Experiencing problems in your relationship is inevitable. Any relationship will go through its ups and downs, its how you deal with it that will make a difference. Many people turn to couples therapy and are able to strengthen their relationship and protect it for years to come.
We offer counselling to both individuals and couples looking to overcome relationship problems. Our experienced PMW psychologists offer marriage or couples counselling and a variety of approaches are available. We will work with you both either together or individually to improve communication, enable conflict resolution and rekindle feelings of warmth and fondness. Read below for information or give us a call and we can explain more about how we work with you and what to expect.
The Gottman Method was created by Dr’s John and Julie Gottman who have been studying what makes a relationship successful for over 40 years. This method of couples counselling is one of the few that is based on a wealth of rigorous scientific research.
Couples typically complete an assessment and then identify areas within their relationship that are existing strengths or that need strengthening. Based on the Sound House model couples learn the nine components required for a healthy relationship.

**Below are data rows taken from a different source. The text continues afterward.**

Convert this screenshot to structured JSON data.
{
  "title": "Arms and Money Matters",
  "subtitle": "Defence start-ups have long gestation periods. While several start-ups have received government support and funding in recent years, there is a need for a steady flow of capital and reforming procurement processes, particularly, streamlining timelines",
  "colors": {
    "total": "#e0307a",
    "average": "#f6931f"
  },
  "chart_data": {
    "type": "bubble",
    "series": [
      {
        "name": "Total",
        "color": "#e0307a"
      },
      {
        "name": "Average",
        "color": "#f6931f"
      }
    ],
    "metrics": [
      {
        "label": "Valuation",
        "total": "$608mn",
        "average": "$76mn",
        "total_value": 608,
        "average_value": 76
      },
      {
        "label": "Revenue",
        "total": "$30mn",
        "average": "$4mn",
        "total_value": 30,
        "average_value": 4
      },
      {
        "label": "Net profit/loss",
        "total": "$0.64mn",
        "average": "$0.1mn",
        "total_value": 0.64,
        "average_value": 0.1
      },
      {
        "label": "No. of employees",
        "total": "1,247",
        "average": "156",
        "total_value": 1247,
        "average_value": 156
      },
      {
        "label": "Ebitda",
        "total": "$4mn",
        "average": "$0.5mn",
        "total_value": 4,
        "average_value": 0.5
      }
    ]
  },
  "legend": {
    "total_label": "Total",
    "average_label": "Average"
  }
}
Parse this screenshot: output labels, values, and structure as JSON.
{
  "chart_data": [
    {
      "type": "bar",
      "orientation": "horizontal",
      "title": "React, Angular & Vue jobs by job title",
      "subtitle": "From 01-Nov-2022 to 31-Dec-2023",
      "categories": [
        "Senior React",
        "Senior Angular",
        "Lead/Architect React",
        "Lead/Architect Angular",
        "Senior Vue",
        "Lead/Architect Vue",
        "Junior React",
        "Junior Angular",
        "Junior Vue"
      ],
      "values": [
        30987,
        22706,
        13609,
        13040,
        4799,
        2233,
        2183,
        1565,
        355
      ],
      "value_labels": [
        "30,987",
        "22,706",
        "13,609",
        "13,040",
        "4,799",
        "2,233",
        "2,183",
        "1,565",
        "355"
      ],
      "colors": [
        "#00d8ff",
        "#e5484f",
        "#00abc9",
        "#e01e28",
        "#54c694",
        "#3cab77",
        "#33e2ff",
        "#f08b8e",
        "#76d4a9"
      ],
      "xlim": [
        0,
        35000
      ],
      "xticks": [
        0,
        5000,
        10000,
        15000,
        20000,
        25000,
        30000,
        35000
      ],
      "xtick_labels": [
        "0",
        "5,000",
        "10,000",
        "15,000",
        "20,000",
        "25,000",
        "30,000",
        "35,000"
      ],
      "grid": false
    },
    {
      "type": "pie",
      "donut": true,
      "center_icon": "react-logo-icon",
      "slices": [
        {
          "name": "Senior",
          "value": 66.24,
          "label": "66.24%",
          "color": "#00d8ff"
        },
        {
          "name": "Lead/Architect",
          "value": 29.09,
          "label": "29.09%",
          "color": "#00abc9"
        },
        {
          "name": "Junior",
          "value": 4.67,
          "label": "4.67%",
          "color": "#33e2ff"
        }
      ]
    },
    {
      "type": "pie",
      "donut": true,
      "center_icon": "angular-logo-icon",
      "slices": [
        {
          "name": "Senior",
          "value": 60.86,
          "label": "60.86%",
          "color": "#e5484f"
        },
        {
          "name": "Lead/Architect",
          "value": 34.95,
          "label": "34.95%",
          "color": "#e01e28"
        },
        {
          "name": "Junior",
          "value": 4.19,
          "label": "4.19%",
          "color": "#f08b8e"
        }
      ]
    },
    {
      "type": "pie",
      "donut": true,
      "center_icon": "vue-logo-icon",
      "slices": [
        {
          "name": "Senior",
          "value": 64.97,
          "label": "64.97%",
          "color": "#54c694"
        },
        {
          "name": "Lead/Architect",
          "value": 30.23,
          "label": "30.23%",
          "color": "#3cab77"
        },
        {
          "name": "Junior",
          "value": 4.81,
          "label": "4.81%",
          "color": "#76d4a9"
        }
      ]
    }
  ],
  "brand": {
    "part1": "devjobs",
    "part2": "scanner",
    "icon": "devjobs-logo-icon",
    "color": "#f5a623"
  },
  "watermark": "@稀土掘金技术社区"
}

Putting all of this into practice Couples are often able to increase respect, affection, and closeness. As well as foster greater understanding between partners and most importantly keep conflict discussions calm and effective.
ACT for Couples
This approach is focused on answering two questions. What sort of relationship do you want? And what stands in the way of you having this relationship?
Based on the same theoretical framework as ACT for individuals. ACT for couples applies the principles of Defusion, Mindfulness, Expansion, Acceptance and Values Driven Behaviour to help a couple to overcome conflicts and generate caring, connection and contribution.
Very helpful in identifying the difference between values driven behaviour and feelings , the latter not under our control and is often more susceptible to fluctuations and interpretation. For example to distinguish the action of trust from the ‘feeling’ of trust, which is often heavily entwined with thoughts.Or the action of love versus the feeling of love.